Desvalorização da moeda e alta da soja deixam óleo de cozinha mais caro

Segundo economista, queda do real, aumento da demanda mundial e do preço da saca de soja contribuem para o reajuste

PRUDENTE - CAIO GERVAZONI

Data 25/07/2021
Horário 07:15
Foto: Caio Gervazoni
Em Prudente, preço médio do frasco de 900 ml de óleo está em R$ 7,55
Em Prudente, preço médio do frasco de 900 ml de óleo está em R$ 7,55

A vida do trabalhador brasileiro não anda fácil. Além de enfrentar a crise sanitária gerada pela pandemia, o consumidor tem que se virar para poder ter o alimento de cada dia em sua mesa. A inflação impulsiona a alta dos preços nos supermercados. O óleo de cozinha é um dos produtos que mais teve aumento nos últimos meses. O IPT (Índice de Preços Toledo), realizado em 16 de junho pela Empresa Júnior da Toledo Centro Universitário, de Presidente Prudente em seis supermercados da cidade, mostra que o preço médio do frasco de 900ml de óleo está R$ 7,55, sendo possível encontrá-lo pelo menor preço de R$ 7,29 e o maior de R$ 7,99. 
O Cepea (Centro de Estudos Avançados em Economia Aplicada USP/Esalq) revela que no Estado de São Paulo, por exemplo, o consumidor está pagando, em média, R$ 7,45 pela garrafa de 900 ml, valor duas vezes mais caro do que em julho de 2020, quando o preço médio era de R$ 3,86.
O professor universitário e economista, Alexandre Bertoncello, aponta alguns fatores que reverberam na alta do preço do óleo de soja. Segundo o economista, as exportações aumentaram em 2,5% na safra 2020/21, isto quer dizer que, das 135,6 milhões de toneladas produzidas no país, 86 milhões de toneladas devem ser exportadas, ou seja: está faltando soja para o mercado interno. 
“Outro ponto foi a desvalorização do real, que foi muito forte, próximo de 39% no último ano. A saca da soja saiu de US$ 19,60 em 2020 para US$ 33,50 em 2021. Em outras palavras, subiu o preço da soja em dólar, além do real ter desvalorizado”, pontua o professor.

Mas, o preço vai reduzir?

No entanto, é possível que o óleo de cozinha volte a ficar mais em conta num futuro próximo? “A questão cambial parece estar mudando, o dólar está desvalorizando e por este motivo o preço em real vai subir e a soja vai abaixar, mas este motivo não será suficiente para vermos o óleo diminuir, porque a demanda mundial está aumentando, as safras [oferta] subiram menos que a demanda e os estoques estão mais baixos não apenas no Brasil como em todo o mundo”, explica Bertoncello. 
A perspectiva nos supermercados da cidade também não é das melhores.

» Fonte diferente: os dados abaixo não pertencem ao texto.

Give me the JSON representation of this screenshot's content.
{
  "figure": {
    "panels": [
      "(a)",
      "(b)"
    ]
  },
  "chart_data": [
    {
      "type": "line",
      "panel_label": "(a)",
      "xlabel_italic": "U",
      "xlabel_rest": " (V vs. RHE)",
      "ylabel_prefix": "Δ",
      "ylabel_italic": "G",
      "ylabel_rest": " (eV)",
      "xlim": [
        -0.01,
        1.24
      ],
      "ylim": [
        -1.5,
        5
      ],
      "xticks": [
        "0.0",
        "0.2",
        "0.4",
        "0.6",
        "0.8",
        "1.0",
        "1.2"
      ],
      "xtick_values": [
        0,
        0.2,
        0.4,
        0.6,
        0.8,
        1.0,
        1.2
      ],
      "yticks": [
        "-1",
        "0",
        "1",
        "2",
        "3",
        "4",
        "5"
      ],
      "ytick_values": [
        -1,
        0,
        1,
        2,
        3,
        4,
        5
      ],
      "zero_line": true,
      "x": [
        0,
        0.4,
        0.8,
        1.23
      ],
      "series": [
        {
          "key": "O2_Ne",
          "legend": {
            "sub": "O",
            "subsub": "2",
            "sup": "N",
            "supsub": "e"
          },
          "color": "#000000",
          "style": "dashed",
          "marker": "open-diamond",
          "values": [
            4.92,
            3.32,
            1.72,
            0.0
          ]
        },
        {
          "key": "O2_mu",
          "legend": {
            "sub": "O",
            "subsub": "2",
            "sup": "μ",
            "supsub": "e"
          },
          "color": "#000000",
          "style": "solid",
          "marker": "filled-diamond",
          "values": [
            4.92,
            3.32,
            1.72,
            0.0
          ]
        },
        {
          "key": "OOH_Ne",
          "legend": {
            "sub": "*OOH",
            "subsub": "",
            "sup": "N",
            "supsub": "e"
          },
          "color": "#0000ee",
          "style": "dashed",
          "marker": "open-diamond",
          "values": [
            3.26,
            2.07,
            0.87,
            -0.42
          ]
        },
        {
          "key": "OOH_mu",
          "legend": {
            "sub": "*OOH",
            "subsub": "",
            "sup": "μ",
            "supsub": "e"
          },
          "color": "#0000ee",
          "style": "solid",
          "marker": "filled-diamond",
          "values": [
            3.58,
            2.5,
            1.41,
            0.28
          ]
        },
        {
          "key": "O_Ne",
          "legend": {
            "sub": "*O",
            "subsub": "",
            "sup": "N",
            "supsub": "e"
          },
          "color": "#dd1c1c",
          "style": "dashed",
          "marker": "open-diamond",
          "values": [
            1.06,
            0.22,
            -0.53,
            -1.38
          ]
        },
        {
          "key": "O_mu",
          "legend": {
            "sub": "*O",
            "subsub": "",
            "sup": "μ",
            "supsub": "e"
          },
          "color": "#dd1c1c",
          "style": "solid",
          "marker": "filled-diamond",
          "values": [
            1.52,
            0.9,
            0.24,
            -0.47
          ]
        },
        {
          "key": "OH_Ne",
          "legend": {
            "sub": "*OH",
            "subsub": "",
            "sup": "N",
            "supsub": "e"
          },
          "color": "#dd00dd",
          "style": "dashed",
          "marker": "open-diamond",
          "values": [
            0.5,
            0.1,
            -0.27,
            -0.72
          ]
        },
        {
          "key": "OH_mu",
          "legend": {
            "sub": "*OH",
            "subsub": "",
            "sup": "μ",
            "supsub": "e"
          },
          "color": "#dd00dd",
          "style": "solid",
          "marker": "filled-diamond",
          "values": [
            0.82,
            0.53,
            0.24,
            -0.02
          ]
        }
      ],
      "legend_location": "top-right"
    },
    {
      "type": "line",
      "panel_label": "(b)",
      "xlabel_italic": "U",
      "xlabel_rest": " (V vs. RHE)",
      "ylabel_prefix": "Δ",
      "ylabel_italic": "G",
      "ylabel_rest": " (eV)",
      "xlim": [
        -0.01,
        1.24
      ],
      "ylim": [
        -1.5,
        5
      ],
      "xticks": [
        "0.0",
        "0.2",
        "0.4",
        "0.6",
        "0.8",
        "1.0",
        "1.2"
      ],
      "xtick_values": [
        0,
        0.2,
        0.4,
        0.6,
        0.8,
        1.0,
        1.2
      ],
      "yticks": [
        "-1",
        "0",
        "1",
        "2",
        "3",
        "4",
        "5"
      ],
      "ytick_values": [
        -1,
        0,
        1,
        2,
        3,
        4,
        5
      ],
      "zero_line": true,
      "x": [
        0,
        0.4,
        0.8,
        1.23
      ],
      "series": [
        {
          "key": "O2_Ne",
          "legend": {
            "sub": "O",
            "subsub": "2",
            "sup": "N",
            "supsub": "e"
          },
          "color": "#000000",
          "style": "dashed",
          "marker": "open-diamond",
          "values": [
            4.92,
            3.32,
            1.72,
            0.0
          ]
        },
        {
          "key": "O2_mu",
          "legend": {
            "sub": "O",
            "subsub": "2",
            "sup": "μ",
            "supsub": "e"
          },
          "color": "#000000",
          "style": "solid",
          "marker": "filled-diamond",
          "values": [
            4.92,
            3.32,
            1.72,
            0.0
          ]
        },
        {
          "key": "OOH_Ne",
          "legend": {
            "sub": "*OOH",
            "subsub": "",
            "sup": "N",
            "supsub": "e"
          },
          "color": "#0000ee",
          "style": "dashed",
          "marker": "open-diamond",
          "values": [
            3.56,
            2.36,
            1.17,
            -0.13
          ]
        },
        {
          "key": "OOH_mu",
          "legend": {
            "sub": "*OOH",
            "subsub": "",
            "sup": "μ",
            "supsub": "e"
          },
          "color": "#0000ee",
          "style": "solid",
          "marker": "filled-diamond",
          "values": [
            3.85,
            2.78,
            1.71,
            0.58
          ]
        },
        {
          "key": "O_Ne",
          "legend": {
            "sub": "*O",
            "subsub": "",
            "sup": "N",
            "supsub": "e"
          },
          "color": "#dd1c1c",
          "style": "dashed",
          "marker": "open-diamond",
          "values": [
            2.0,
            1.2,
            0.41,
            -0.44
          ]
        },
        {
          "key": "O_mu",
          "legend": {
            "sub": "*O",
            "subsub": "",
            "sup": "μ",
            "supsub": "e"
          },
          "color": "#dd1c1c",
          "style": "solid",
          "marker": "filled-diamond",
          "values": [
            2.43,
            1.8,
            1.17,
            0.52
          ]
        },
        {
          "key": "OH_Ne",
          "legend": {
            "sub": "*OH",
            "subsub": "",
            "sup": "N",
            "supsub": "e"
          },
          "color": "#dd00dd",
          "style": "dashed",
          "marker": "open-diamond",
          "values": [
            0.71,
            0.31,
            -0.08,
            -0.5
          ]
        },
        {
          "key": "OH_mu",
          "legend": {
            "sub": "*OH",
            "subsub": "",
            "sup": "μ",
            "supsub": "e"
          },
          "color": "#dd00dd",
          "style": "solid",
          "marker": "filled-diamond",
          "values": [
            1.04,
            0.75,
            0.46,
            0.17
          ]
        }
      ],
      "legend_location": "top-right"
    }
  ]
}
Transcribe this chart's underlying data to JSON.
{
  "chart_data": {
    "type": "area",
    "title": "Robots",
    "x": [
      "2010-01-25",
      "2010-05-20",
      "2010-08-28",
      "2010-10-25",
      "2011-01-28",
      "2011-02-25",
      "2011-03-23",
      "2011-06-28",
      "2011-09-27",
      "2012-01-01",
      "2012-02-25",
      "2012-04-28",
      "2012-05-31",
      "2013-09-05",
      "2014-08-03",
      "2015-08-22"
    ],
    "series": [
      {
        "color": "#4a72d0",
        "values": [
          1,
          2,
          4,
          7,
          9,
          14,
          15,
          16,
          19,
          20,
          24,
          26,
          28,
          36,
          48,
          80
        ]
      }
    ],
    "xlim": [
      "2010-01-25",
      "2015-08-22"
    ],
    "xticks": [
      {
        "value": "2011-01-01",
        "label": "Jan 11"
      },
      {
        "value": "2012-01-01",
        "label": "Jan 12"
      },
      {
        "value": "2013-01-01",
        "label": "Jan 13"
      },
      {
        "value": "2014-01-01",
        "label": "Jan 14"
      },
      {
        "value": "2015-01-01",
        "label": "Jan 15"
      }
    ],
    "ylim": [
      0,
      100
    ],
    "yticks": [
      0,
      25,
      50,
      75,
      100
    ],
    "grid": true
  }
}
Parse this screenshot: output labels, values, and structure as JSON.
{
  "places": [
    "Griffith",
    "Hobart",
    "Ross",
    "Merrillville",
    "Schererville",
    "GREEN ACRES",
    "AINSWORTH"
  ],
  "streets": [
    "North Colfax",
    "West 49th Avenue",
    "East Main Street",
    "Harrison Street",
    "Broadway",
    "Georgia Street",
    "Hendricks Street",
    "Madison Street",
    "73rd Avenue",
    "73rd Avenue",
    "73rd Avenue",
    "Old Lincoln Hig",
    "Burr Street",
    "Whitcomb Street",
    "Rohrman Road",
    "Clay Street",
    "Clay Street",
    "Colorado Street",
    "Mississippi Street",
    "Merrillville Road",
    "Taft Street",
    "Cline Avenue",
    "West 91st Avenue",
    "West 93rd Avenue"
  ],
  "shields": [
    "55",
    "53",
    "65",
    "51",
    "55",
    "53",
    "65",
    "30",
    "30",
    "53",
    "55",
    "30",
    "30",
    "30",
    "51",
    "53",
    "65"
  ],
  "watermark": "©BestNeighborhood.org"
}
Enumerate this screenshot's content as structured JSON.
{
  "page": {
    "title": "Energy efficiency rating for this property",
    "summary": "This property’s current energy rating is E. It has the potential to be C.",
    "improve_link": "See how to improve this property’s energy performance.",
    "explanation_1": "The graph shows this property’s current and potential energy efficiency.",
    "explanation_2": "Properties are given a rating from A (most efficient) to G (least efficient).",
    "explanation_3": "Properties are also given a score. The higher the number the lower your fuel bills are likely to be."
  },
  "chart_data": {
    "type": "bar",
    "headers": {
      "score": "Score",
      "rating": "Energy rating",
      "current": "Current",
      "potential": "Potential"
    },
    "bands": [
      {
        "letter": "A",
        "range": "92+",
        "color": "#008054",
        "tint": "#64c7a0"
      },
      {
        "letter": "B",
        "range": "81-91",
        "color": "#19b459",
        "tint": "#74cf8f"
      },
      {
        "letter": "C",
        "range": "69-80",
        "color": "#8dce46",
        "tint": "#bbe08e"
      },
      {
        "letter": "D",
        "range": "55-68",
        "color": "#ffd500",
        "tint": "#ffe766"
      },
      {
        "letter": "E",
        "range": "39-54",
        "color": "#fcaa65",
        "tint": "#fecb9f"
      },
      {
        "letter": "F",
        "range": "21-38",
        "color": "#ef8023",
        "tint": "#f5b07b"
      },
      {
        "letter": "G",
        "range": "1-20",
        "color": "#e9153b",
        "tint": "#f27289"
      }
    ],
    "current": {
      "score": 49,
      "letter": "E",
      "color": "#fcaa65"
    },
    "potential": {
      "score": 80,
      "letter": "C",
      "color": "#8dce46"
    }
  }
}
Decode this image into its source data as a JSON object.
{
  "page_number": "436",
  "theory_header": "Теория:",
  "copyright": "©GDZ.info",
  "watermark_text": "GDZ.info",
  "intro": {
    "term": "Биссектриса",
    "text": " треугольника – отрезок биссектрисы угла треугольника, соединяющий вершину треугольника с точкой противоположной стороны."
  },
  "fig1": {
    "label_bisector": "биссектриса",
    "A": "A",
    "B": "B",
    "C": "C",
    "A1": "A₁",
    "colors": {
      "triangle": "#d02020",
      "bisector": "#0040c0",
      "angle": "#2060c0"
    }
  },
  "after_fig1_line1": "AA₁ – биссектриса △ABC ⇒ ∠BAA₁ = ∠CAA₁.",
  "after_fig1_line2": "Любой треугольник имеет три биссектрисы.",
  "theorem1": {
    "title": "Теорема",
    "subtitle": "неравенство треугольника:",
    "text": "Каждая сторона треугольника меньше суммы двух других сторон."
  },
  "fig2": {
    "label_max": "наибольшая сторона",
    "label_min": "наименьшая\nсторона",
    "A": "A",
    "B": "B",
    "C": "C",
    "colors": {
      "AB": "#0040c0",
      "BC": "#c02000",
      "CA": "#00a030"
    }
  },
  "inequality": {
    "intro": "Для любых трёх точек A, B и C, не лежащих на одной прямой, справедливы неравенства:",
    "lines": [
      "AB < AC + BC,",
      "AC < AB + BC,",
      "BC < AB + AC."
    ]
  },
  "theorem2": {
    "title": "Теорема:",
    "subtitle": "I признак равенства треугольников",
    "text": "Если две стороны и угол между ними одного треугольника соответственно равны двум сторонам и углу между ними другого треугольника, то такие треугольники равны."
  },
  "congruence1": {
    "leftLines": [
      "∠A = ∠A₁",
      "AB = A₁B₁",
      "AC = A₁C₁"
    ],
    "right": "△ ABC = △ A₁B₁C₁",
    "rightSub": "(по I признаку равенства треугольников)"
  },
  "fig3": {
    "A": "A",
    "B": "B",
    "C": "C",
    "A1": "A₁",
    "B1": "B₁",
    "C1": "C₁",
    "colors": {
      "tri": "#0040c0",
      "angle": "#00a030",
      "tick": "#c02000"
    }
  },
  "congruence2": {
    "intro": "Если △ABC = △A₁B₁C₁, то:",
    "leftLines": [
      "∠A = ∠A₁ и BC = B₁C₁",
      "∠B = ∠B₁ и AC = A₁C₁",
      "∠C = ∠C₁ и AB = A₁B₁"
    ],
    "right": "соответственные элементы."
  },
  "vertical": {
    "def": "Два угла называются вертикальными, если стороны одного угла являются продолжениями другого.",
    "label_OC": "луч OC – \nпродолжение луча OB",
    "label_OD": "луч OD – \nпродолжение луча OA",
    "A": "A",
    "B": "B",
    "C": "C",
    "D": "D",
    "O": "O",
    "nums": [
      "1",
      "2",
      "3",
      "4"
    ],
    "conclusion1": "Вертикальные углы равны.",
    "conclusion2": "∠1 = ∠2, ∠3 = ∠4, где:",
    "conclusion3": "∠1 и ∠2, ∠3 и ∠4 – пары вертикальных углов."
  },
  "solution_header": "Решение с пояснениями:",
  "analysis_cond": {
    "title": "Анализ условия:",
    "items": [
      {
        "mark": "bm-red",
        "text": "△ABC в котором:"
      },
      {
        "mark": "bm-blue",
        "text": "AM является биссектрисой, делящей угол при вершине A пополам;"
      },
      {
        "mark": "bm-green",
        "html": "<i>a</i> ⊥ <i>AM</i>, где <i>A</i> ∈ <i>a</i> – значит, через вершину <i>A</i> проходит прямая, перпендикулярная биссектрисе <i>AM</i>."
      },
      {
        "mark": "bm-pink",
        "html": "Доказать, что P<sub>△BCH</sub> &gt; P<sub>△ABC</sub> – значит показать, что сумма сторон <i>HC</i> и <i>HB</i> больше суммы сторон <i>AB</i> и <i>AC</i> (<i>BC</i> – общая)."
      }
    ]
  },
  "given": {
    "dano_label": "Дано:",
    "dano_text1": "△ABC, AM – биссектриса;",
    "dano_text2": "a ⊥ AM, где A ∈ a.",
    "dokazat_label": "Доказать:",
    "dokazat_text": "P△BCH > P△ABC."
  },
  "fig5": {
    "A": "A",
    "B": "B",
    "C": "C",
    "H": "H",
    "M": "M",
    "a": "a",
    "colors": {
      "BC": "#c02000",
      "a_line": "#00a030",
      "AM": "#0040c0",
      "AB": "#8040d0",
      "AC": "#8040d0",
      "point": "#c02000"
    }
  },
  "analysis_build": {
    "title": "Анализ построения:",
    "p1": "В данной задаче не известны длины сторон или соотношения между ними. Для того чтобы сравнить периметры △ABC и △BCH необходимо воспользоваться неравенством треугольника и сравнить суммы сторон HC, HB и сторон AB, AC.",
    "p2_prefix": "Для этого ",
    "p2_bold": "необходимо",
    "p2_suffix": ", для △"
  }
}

A gerente do Supermercado Estrela, da Cohab, Regina de Souza Linhares, fala que a alta no preço comum do óleo de soja impactou nas vendas do mercado e que as saídas só aumentam quando o produto entra em promoção. “Segundo o setor comercial da empresa, vai ter um novo aumento no preço do óleo. Neste último lote que veio conseguimos um preço um pouco menor, mas no próximo já virá com aumento novamente”, explica. O gerente do Supermercado Avenida, da Avenida Coronel José Soares Marcondes, João Luís Nicolosi Gasparino, também fala sobre esta questão. “Infelizmente, o preço aumentou. Porém, as vendas continuam altas. Hoje, o preço de venda normal dele é R$ 7,39. Só que o consumidor final não consegue ficar sem o óleo de cozinha, né? E você não consegue migrar para um outro produto, mesmo porque os preços dos outros tipos de óleo também subiram”, relata.

Clinete sempre tem razão

Em uma tarde ensolarada de semana no início de julho, durante a compra mensal, a dona de casa Margarete Lischinski mostra-se abismada com a alta constante dos preços no supermercado. Para ela, que teve que conciliar o uso do óleo de soja com banha de porco, o aumento é “um absurdo”. “Muitas pessoas não estão tendo nem como comprar os alimentos para poder fazer sua comida. Eu mesma reduzi muito o uso do óleo. De quatro frascos que antes eu comprava, agora, eu compro dois e assim vai. Vou me virando como posso para encontrar alternativas. Tem que saber conciliar uma coisa com a outra, senão, o brasileiro não come mais”, lamenta.